Fits and Starts

I’m about a third of the way through writing a new book, and I’m trying to figure out how to get my protagonists from where they are now to where I need them to be (for the plot to move forward as intended).

My original plans for this transition made more sense in theory than practice, and my last couple attempts to write have been confounded by this hurdle. I’ve come up with several possible solutions, none of which have been quite right.

This isn’t an uncommon problem; I’ve faced variations of the same with my other projects, not just my long-form fiction.

There’s a project I started late last year that didn’t turn out the way I wanted; it filled a gap in my portfolio that wasn’t as large as it seemed to be from the outside.

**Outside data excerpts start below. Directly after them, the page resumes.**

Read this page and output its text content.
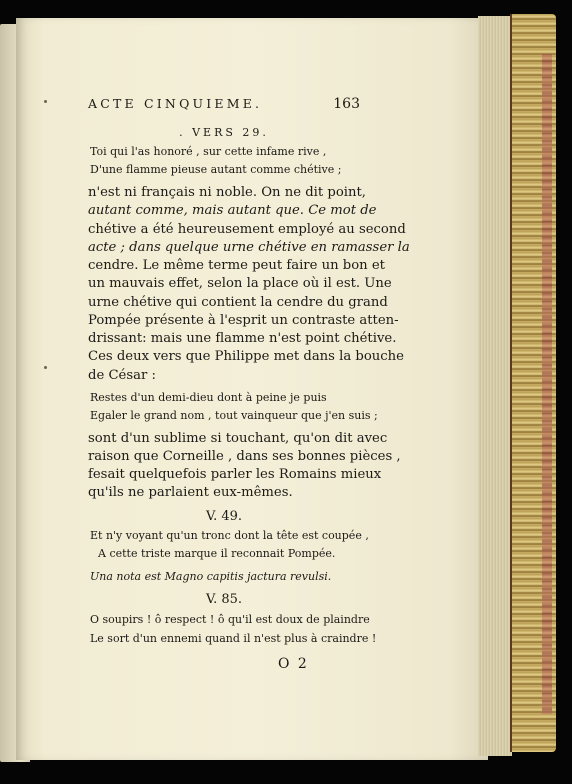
ACTE CINQUIEME.	163
. VERS 29.
Toi qui l'as honoré , sur cette infame rive ,
D'une flamme pieuse autant comme chétive ;
n'est ni français ni noble. On ne dit point,
autant comme, mais autant que. Ce mot de
chétive a été heureusement employé au second
acte ; dans quelque urne chétive en ramasser la
cendre. Le même terme peut faire un bon et
un mauvais effet, selon la place où il est. Une
urne chétive qui contient la cendre du grand
Pompée présente à l'esprit un contraste atten-
drissant: mais une flamme n'est point chétive.
Ces deux vers que Philippe met dans la bouche
de César :
Restes d'un demi-dieu dont à peine je puis
Egaler le grand nom , tout vainqueur que j'en suis ;
sont d'un sublime si touchant, qu'on dit avec
raison que Corneille , dans ses bonnes pièces ,
fesait quelquefois parler les Romains mieux
qu'ils ne parlaient eux-mêmes.
V. 49.
Et n'y voyant qu'un tronc dont la tête est coupée ,
A cette triste marque il reconnait Pompée.
Una nota est Magno capitis jactura revulsi.
V. 85.
O soupirs ! ô respect ! ô qu'il est doux de plaindre
Le sort d'un ennemi quand il n'est plus à craindre !
O 2
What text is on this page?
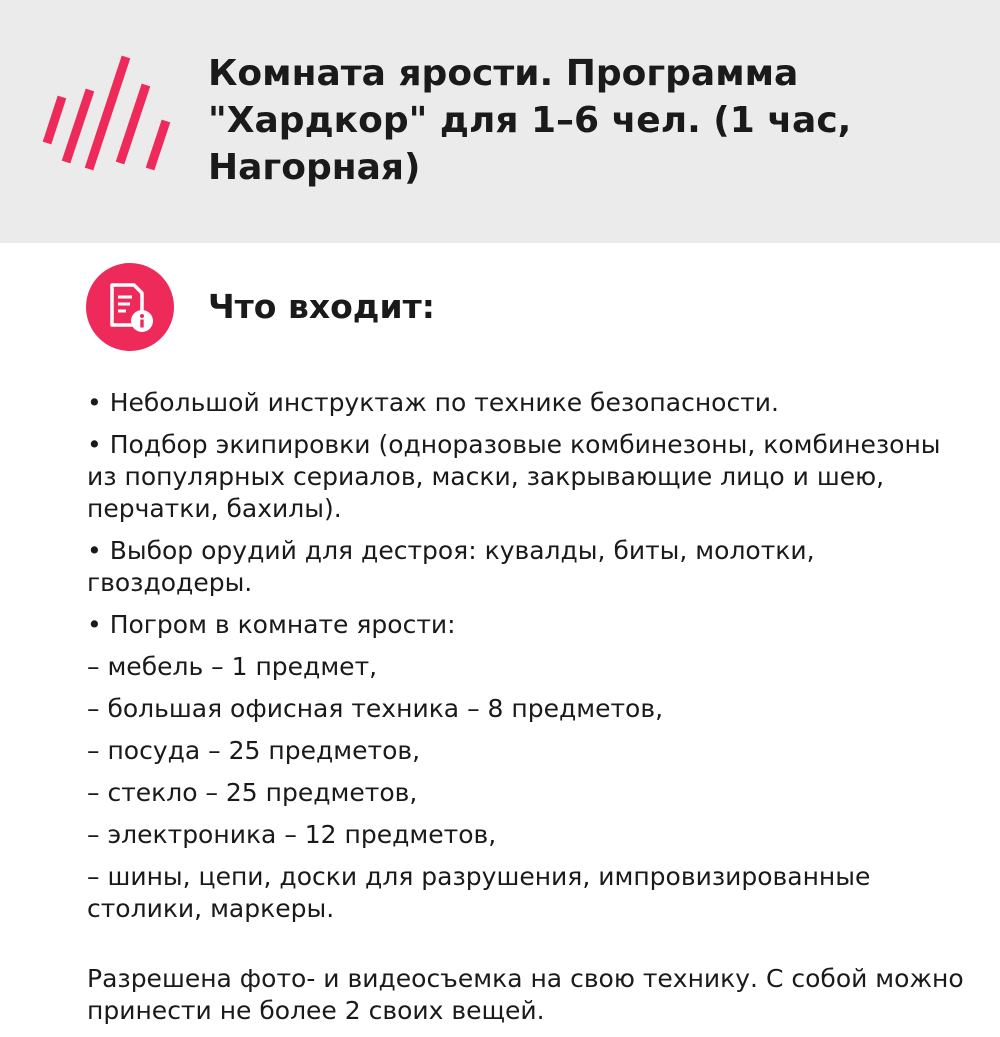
Комната ярости. Программа "Хардкор" для 1–6 чел. (1 час, Нагорная)
Что входит:

• Небольшой инструктаж по технике безопасности.

• Подбор экипировки (одноразовые комбинезоны, комбинезоны из популярных сериалов, маски, закрывающие лицо и шею, перчатки, бахилы).

• Выбор орудий для дестроя: кувалды, биты, молотки, гвоздодеры.

• Погром в комнате ярости:

– мебель – 1 предмет,

– большая офисная техника – 8 предметов,

– посуда – 25 предметов,

– стекло – 25 предметов,

– электроника – 12 предметов,

– шины, цепи, доски для разрушения, импровизированные столики, маркеры.

Разрешена фото- и видеосъемка на свою технику. С собой можно принести не более 2 своих вещей.
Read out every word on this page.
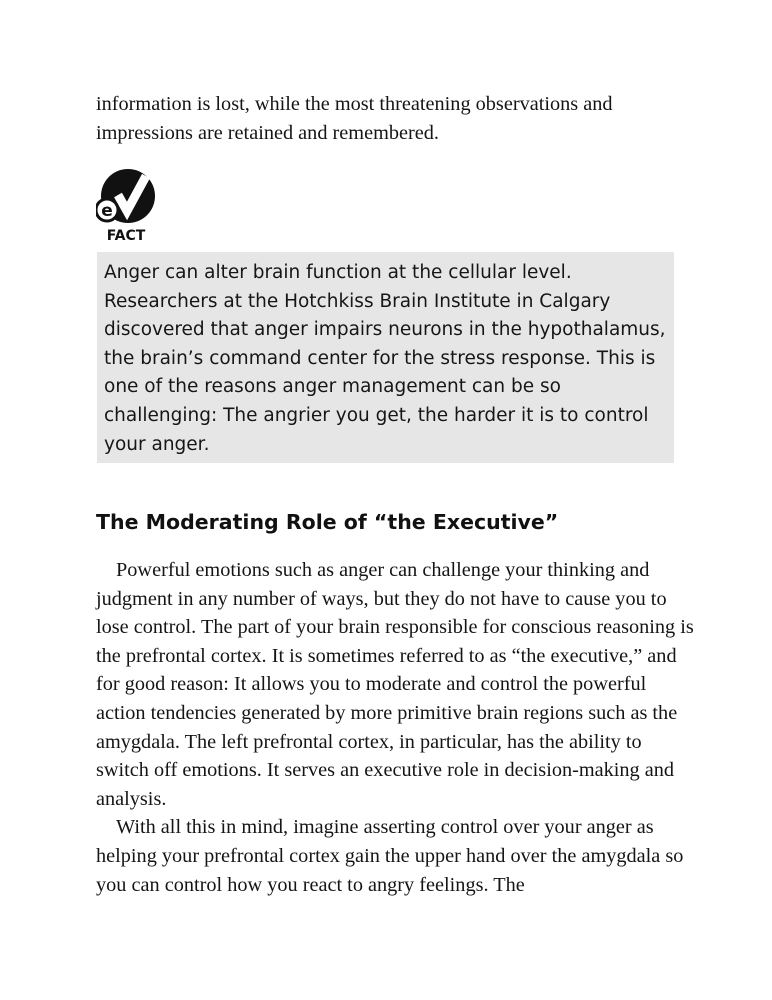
information is lost, while the most threatening observations and impressions are retained and remembered.

e
FACT

Anger can alter brain function at the cellular level. Researchers at the Hotchkiss Brain Institute in Calgary discovered that anger impairs neurons in the hypothalamus, the brain’s command center for the stress response. This is one of the reasons anger management can be so challenging: The angrier you get, the harder it is to control your anger.

The Moderating Role of “the Executive”

Powerful emotions such as anger can challenge your thinking and judgment in any number of ways, but they do not have to cause you to lose control. The part of your brain responsible for conscious reasoning is the prefrontal cortex. It is sometimes referred to as “the executive,” and for good reason: It allows you to moderate and control the powerful action tendencies generated by more primitive brain regions such as the amygdala. The left prefrontal cortex, in particular, has the ability to switch off emotions. It serves an executive role in decision-making and analysis.

With all this in mind, imagine asserting control over your anger as helping your prefrontal cortex gain the upper hand over the amygdala so you can control how you react to angry feelings. The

I have ideas as to how I might move forward, but initial experiments and efforts haven’t panned out. So now I sit and wait, mulling the matter, making only (frustratingly) negligible concrete progress.

When making things, sometimes the initial jolt of inspiration and the scaffolding you deploy during the planning phase will be enough to carry you from your first step to the finish line. More often, though, there’ll be periods of reflection, confusion, doubt, and reassessment along the way. Lots of un-asked-for opportunity to wonder and worry and question the whole endeavor.

But moving forward in fits and starts is still moving forward, and almost always it’s not the speed at which we move, nor the consistency of that movement that ultimately matters most: it’s our dedication to trying difficult things, and our decision to continue trying even when our initial attempts don’t lead to anything of note. That flavor of fortitude is more closely correlated with positive outcomes than thin-stretch momentum and blind enthusiasm.

I’m about to sit down for another book-writing session. I took a walk through my freezing cold neighborhood to see if that would knock anything lose, and I have a few new ideas I want to try out—to jot down and play around with, to see if they might help me overcome this stumbling block (or provide me with justification for bypassing the block entirely).

We’ll see how it goes.

If nothing else, at the end of this writing session I will have identified several more paths that don’t work, and that knowledge will help me further winnow my way toward one of the many possible proper courses for this book and my ambitions for it.